Costi dei rifiuti alle stelle: «È una mazzata per il volontariato»
Cresce la protesta nel mondo del Terzo settore: «Tariffe a livelli insostenibili, così è a rischio il lavoro delle associazioni»

Il caso lo solleva il rifugio Mamma Rosa di Mira. E basta poco per scoprire che il caso è tutt’altro che isolato. Ci sono oltre 8 mila euro da pagare per il servizio rifiuti della associazione che prende in cura gatti e cani randagi o abbandonati. E parte l’appello alle istituzioni per un intervento che salvi le realtà di volontariato.
«Solo dal 2025 ad oggi, senza contare gli anni precedenti, l’associazione ha sostenuto oltre 8.000 euro di spese legate al servizio rifiuti, una cifra che incide pesantemente sulle risorse destinate alle attività quotidiane di tutela e assistenza degli animali», scrivono dal rifugio. «Si tratta di fondi che potrebbero essere impiegati per cure veterinarie, recuperi di animali feriti, sterilizzazioni, farmaci e interventi di emergenza», spiegano i volontari del Rifugio Mamma Rosa.
Una lettera aperta al Comune di Mira, a Venezia Ambiente e a Veritas, chiedendo che venga avviata «una riflessione seria sul tema e che siano valutate forme di riduzione o agevolazione per le associazioni che svolgono servizi di interesse collettivo. «Non chiediamo privilegi - sottolineano dal Rifugio - ma il riconoscimento concreto del valore sociale delle attività svolte quotidianamente dai volontari». Nella stessa situazione c’è anche il rifugio Enpa di Mira, spiega Roberto Martano. «Noi oramai abbiamo una ingiunzione di pagamento da 3.600 euro, da parte di Veritas per i riofiuti. All’anno ne spendiamo diecimila. E siamo una realtà che si sta sostituendo ai Comuni come gestione degli animali randagi. Senza aiuti ad affrontare costi che aumentano come quelli dei rifiuti». Della vicenda promette di interessarsi Claudio Grosso, sindaco di Quarto d’altino e presidente di Venezia Ambiente.

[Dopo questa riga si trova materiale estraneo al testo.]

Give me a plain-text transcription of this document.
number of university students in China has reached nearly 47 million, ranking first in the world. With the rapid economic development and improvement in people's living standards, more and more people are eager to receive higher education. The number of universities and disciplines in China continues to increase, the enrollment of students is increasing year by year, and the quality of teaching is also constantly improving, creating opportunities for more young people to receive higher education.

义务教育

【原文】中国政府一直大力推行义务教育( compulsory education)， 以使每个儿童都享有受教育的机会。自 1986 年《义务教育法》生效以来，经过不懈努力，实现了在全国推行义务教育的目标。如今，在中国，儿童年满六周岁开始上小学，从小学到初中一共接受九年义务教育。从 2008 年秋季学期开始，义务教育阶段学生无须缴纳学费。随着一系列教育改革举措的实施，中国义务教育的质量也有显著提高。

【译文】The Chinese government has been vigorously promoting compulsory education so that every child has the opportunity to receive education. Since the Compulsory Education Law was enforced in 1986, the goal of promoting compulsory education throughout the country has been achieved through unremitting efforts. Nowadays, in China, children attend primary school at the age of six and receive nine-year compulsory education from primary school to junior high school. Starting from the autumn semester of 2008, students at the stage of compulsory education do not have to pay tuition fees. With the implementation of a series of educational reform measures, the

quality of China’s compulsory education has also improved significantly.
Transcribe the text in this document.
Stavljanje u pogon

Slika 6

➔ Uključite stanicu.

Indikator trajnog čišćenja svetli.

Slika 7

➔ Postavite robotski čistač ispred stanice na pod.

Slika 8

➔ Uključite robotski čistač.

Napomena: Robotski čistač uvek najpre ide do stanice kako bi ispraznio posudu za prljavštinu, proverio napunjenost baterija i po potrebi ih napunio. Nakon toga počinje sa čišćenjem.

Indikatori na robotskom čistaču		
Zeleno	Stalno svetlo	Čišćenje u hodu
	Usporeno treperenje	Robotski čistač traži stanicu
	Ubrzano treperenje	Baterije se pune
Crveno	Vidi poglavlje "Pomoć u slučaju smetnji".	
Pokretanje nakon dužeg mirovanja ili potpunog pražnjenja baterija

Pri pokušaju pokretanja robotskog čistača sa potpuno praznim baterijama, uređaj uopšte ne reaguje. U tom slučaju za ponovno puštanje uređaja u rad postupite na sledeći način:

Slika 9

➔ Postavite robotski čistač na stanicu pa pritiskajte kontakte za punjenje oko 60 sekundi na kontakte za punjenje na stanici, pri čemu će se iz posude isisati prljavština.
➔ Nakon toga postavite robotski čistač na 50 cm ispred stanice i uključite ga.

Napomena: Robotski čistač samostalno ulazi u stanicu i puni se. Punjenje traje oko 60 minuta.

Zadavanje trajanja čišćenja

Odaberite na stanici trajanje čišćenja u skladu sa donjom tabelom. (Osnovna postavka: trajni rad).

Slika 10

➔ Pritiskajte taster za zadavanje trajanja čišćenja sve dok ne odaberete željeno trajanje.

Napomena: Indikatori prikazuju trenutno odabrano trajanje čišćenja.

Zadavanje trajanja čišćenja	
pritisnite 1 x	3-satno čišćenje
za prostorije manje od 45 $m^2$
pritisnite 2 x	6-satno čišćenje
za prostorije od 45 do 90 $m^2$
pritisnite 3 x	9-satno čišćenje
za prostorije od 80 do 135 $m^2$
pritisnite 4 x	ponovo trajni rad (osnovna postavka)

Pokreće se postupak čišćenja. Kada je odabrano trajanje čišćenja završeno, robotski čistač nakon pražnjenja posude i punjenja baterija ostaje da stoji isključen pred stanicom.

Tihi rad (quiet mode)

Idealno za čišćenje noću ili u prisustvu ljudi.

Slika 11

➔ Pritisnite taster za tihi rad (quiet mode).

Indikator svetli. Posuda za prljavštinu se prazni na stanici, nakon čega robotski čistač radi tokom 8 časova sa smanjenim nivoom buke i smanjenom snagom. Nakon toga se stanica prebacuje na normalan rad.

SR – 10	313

«Nei Comuni in cui si applica il tributo le amministrazioni possono valutare agevolazioni. Con la tariffa puntuale no. Con la riforma del terzo settore appena partita molte associazioni possono essere equiparate ad aziende ed in questo modo una parte dei costi della spesa per i rifiuti viene portata in detrazione. Sull’appello dell’associazione di Mira servirà fare un approndimento. Abbiamo anche il caso di una residnza per anziani che ci segnala il costo dell’asporto dei rifiuti relativo alla mole di pannoloni per gli anziani.
Ecco, su casi come questi che sono vari in tutta la provincia credo che come ente sia necessaria una riflessione e valutazione attenta. Non per aiutare qualcuno rispetto ad un altro, ma per capire se esiste un problema che tocca l’intero Terzo settore e come possiamo agire come Comuni dell’area metropolitana», spiega. Con gli ultimi aumenti imposti da Arera, gli aumenti medi dei rifiuti in provincia si aggira sul 6 per cento. Ma molti Comuni sono in dirittura d’arrivo con il mettersi in pareggio con le indicazioni dell’Autorità. «Noi a Quarto d’Altino saremo a regime dal prossimo anno», ribadisce Grosso. Intanto gli appelli dal mondo del Terzo settore confermano una generalizzata sofferenza.
L’associazione Ada di Mestre, con infermieri in pensione che aiutano gli altri, ha i suoi problemi. «Non con i rifiuti per fortuna ma con il costo dei trasporti per le auto che usiamo per accompagnare persone in difficoltà», precisa Mauro Di Matteo dell’associazione. «Speriamo sempre in agevolazioni che ci aiutino a non dover chiudere servizi su cui contiamo tantissimo». E l’Adico, associazione consumatori di Mestre, promette massima attenzione. «Il Terzo settore va tutelato, spesso si sostituisce ai Comuni», dice Carlo Garofolini.